He also talked about the 3 stages of life. The beginning, middle and end. Everybody must suffer in one of these parts of life. People are afraid to suffer but if you get over it earlier you will be happier later. Among other afflictions, he suffered when his father died and he took the responsibility of caring for his siblings. His instructor sat him down one day and told him his suffering was over. It makes me realize how lucky I am and it makes me scared, I see people suffering and my life is too perfect. It makes me scared because I do not know when I will have to suffer.
He talked about pride and shame, two sides of a coin. He said most people protect their pride but that gets you nothing. You should act to prevent shame. That doesn’t make full sense to me, but I guess its kind of like if you have to do 100 pushups and you have 1 minute. If you are protecting your pride then you will stop when the minute is up even if you haven’t done the 100 pushups. If you are protecting your shame you will do the 100 pushups even if it takes you more than a minute because it is shameful to not finish the pushups and the only reason you would stop before is because you are too proud to go past the minute.

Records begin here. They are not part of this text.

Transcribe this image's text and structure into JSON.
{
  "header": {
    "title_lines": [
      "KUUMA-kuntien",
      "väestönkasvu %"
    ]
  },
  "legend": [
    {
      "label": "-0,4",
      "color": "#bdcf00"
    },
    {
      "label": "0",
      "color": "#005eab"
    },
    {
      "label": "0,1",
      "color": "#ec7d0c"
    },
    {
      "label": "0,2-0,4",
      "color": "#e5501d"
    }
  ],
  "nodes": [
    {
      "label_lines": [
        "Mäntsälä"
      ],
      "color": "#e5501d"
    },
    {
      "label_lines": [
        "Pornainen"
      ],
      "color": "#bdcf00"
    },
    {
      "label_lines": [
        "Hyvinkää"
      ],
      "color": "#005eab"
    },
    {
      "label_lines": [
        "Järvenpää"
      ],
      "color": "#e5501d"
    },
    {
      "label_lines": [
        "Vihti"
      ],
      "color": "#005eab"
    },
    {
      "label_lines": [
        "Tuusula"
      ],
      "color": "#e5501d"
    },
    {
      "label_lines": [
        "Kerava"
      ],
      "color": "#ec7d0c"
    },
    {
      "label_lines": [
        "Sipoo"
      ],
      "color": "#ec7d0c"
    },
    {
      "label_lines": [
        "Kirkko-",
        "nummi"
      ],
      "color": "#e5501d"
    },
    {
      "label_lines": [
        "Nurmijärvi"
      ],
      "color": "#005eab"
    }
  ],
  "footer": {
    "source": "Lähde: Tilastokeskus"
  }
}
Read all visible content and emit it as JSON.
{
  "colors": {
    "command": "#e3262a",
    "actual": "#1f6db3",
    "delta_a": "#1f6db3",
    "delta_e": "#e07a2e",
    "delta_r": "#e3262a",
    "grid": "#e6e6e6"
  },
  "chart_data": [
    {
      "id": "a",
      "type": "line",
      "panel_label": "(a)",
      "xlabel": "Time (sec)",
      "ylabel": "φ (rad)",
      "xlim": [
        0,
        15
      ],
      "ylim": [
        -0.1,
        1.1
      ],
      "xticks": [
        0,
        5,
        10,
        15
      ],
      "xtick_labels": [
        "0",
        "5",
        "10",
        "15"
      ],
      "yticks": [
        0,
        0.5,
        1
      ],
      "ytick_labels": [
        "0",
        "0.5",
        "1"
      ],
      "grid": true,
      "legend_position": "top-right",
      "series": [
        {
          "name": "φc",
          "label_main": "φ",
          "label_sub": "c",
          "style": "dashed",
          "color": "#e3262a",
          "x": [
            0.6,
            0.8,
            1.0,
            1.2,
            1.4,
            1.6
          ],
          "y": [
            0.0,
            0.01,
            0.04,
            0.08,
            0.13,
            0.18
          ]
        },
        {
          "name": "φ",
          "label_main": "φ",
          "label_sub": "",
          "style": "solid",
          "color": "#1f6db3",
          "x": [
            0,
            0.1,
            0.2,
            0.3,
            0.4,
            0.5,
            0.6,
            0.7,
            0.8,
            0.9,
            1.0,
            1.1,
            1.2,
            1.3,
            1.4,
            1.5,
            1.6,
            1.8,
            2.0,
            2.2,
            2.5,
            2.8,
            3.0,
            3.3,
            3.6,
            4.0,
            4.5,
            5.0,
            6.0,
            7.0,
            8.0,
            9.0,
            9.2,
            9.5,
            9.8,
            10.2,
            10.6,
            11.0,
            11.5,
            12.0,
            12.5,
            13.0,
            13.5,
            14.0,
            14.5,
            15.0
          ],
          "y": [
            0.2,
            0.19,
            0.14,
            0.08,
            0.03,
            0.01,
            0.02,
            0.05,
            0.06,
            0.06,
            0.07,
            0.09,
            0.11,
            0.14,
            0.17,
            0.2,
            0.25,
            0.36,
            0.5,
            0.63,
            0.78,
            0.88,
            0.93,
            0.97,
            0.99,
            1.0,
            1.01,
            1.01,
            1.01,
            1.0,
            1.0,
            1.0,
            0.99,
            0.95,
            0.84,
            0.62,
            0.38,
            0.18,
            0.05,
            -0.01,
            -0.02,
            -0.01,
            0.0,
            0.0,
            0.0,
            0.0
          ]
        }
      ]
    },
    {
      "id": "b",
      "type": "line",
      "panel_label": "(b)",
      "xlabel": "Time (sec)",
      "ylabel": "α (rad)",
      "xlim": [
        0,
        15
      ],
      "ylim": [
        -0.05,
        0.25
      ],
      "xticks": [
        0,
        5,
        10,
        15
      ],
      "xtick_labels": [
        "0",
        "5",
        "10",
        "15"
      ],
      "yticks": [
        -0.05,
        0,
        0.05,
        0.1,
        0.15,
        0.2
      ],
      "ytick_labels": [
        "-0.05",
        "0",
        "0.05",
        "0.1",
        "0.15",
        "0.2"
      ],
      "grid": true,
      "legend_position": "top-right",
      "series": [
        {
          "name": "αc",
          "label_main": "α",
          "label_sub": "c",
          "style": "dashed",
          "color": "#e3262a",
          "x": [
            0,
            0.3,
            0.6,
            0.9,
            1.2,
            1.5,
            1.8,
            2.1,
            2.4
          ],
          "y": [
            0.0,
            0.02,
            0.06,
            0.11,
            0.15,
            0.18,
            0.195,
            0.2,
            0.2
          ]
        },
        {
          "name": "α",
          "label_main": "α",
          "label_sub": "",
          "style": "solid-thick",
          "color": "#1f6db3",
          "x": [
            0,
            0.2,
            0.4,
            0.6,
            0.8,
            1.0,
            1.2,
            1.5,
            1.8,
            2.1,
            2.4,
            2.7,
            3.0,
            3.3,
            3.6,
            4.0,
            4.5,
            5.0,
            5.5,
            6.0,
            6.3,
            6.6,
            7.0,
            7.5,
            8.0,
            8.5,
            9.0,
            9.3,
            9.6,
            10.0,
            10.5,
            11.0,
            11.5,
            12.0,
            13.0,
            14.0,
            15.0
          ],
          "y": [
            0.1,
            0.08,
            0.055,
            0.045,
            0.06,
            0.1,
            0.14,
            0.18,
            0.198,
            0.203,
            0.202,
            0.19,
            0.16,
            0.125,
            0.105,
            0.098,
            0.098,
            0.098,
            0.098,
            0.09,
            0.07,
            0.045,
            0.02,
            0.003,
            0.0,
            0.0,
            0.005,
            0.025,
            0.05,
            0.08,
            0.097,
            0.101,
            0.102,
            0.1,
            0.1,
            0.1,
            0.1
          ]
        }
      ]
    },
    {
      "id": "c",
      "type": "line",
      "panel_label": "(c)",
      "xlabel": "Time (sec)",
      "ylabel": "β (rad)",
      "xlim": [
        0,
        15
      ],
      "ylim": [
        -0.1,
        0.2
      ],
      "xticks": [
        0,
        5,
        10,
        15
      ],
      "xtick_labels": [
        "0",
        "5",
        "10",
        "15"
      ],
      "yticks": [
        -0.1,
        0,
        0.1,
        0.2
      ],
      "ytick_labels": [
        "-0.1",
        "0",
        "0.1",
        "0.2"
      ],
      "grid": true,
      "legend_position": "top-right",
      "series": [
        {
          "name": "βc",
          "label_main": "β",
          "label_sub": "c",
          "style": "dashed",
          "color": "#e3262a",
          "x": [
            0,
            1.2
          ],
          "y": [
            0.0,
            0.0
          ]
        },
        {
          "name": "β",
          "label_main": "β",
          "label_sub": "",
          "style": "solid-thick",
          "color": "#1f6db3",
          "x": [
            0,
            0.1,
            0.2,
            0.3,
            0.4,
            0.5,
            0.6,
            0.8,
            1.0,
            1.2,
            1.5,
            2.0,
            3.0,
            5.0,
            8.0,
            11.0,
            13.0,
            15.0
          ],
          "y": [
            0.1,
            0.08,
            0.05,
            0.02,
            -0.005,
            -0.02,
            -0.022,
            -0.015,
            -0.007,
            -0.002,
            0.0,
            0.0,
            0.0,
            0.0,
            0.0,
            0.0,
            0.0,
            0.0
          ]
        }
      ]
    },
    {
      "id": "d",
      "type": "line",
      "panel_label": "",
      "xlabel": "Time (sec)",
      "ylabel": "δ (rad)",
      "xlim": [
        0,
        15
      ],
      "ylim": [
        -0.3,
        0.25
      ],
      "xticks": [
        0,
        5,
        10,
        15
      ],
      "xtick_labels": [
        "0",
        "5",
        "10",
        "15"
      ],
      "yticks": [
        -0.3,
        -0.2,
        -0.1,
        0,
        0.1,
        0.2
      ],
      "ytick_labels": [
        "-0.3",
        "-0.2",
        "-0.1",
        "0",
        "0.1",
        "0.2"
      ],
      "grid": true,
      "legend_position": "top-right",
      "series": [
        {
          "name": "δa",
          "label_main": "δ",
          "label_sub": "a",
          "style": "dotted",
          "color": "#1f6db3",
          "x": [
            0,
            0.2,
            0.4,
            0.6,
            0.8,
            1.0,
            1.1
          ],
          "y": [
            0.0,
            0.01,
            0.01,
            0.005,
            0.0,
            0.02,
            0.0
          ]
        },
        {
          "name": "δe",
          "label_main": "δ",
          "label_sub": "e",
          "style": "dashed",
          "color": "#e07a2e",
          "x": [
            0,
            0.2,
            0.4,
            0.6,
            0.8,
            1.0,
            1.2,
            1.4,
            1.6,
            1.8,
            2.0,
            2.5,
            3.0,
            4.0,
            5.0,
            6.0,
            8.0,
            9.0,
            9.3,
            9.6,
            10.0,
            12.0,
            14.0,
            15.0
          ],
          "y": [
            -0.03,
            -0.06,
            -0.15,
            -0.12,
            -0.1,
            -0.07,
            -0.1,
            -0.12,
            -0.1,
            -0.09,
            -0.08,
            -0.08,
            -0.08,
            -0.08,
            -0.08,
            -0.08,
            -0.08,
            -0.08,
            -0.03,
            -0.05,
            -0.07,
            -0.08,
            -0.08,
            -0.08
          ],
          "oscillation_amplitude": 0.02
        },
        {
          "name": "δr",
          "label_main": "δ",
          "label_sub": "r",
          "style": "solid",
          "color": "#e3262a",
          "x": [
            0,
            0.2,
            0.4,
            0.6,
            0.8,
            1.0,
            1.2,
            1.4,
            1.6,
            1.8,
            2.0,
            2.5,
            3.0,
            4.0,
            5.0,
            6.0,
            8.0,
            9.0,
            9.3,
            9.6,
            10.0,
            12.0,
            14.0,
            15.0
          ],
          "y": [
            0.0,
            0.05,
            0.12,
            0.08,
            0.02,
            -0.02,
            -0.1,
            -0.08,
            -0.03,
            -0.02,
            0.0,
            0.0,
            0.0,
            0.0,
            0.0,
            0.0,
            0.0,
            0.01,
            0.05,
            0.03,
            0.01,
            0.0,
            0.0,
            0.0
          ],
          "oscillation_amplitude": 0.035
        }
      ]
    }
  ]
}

He also talked about the Jedi mind trick. How people react to your energy. If you make eye contact with someone and look somewhere else, they’ll look too. If you talk a lot with someone who is shy and quiet they’ll start talking more. If you are quiet around someone who is loud they’ll get quieter. You can transfer your energy. He said it’d work with parents too. If you are calm and react calmly then you’ll get that in return. It's like when you push someone, they will usually push back. People will mirror it back. We’ve literally been taught to pull when someone pushes and vice versa so we must react calmly to anger and our calmness with be reflected in that person. He also said we must remember that it is our parents first time parenting; they’re winging it too. He said that we must always remember to look at our situations through the other person’s point of view.